3
votes

I am running an apache beam dataflow job, which reads from a bucket, performs some transformation and write to bigquery. But the records are inserted into the streaming buffer.

validated_data = (p1
                  | 'Read files from Storage '+url >> beam.io.ReadFromText(url)
                  | 'Validate records ' + url >> beam.Map(data_ingestion.validate, url)\
                  .with_outputs(SUCCESS_TAG_KEY, FAILED_TAG_KEY, main="main")
)
all_data, _, _ = validated_data
success_records = validated_data[SUCCESS_TAG_KEY]
failed_records = validated_data[FAILED_TAG_KEY]


(success_records
 | 'Extracting row from tagged row {}'.format(url) >> beam.Map(lambda row: row['row'])
 | 'Write to BigQuery table for {}'.format(url) >> beam.io.WriteToBigQuery(
            table=data_ingestion.get_table(tmp=TEST, run_date=data_ingestion.run_date),
            create_disposition=beam.io.BigQueryDisposition.CREATE_NEVER,
            write_disposition=beam.io.BigQueryDisposition.WRITE_APPEND
            )
)

Actually, I need to delete the partition before running above as a way to avoid duplicated records for ingestion time partitioned table.

And Say If I run this job more than 1 time for the same file, without truncating the table, the table will end up having duplicate records.

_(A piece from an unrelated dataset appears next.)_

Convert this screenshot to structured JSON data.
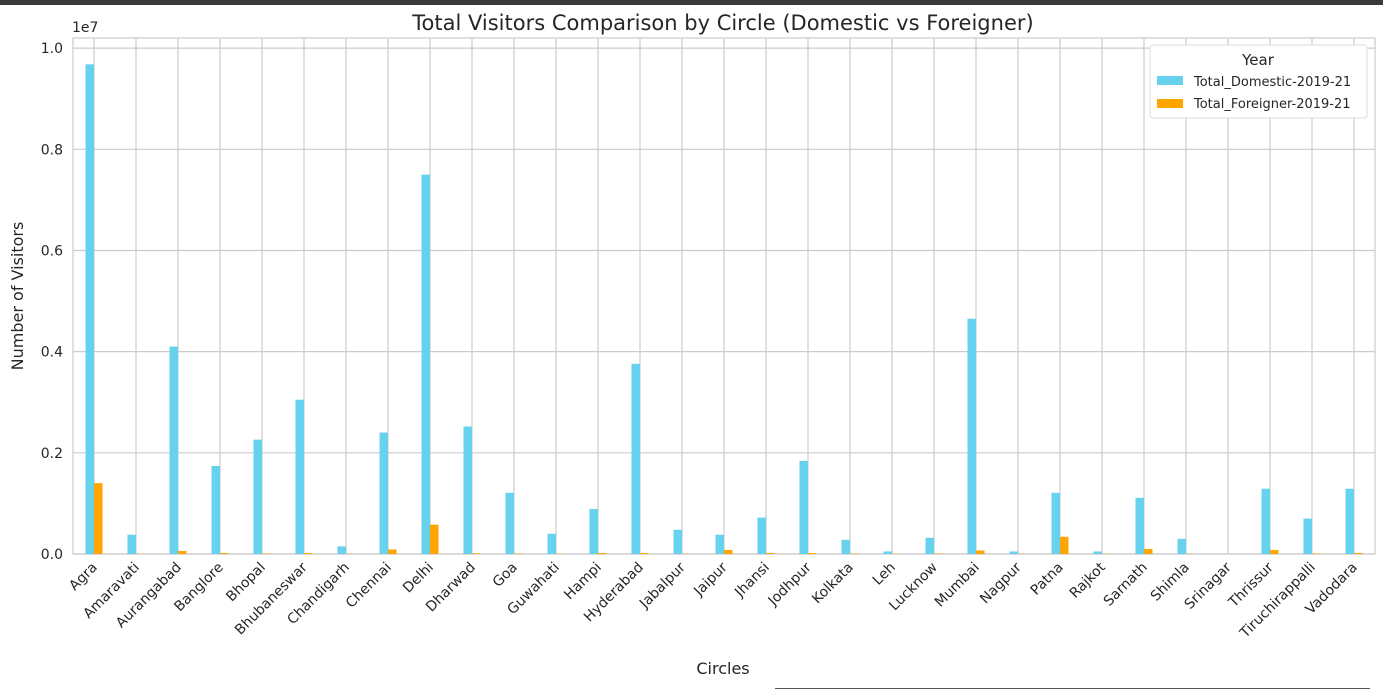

And because last records are in streaming buffer, the delete partition table command does not actually remove the partition. Below is the code I am using to truncate the table. and this code runs before running the pipeline

client = bigquery.Client()
dataset = TABLE_MAP['dataset']
table = TABLE_MAP[sentiment_pipeline][table_type]['table']
table_id = "{}${}".format(table, format_date(run_date, '%Y%m%d'))
table_ref = client.dataset(dataset).table(table_id)
output = client.delete_table(table_ref)
1
You can control how data is inserted via BigQuery through these options: - FILE_LOADS: beam.apache.org/releases/javadoc/2.9.0/org/apache/beam/sdk/io/… - STREAMING_INSERTS: beam.apache.org/releases/javadoc/2.9.0/org/apache/beam/sdk/io/… - Felipe Hoffa
I am not sure if same is available for apache beam python sdk! - Deepak Verma
Hello Deepak. In fact, for Batch pipelines Dataflow only supports file loads - and for streaming pipelines it only supports streaming inserts. If you are running a patch pipeline. On the other hand, if you are using a direct runner, then unfortunately only streaming inserts are supported no matter what. What runner are you using, and why are you re-running a batch pipeline? - Pablo
Hi Pablo, I am using dataflow runner. I believe that python sdk for apach beam only have functionaly to straming insert into bigquery, apche beam internally uses insertAll method which only insert data in streaming mode. Apache beam python sdk does not have any option to specify load job - Deepak Verma
I am basically talking about this github.com/apache/beam/commit/… . But as of now this is only available in git repo of apache beam, the apache beam version availble from pip does not have these changes. As of writing this comment, pip only support apach-beam==2.10 while beam-release tag for the same does not have these changes. - Deepak Verma

1 Answers

0
votes

According to BigQuery documentation, you may have to wait 30 minutes in order to make a DML statement on a a streaming table, and schema changes like delete/truncate tables might result in data loss for some scenarios. Here are some workarounds you could try for dealing with duplicates in a streaming scenario.

Additionally, Apache Beam and Dataflow now supports batch insert for python, so it might be a good way to avoid streaming limitations.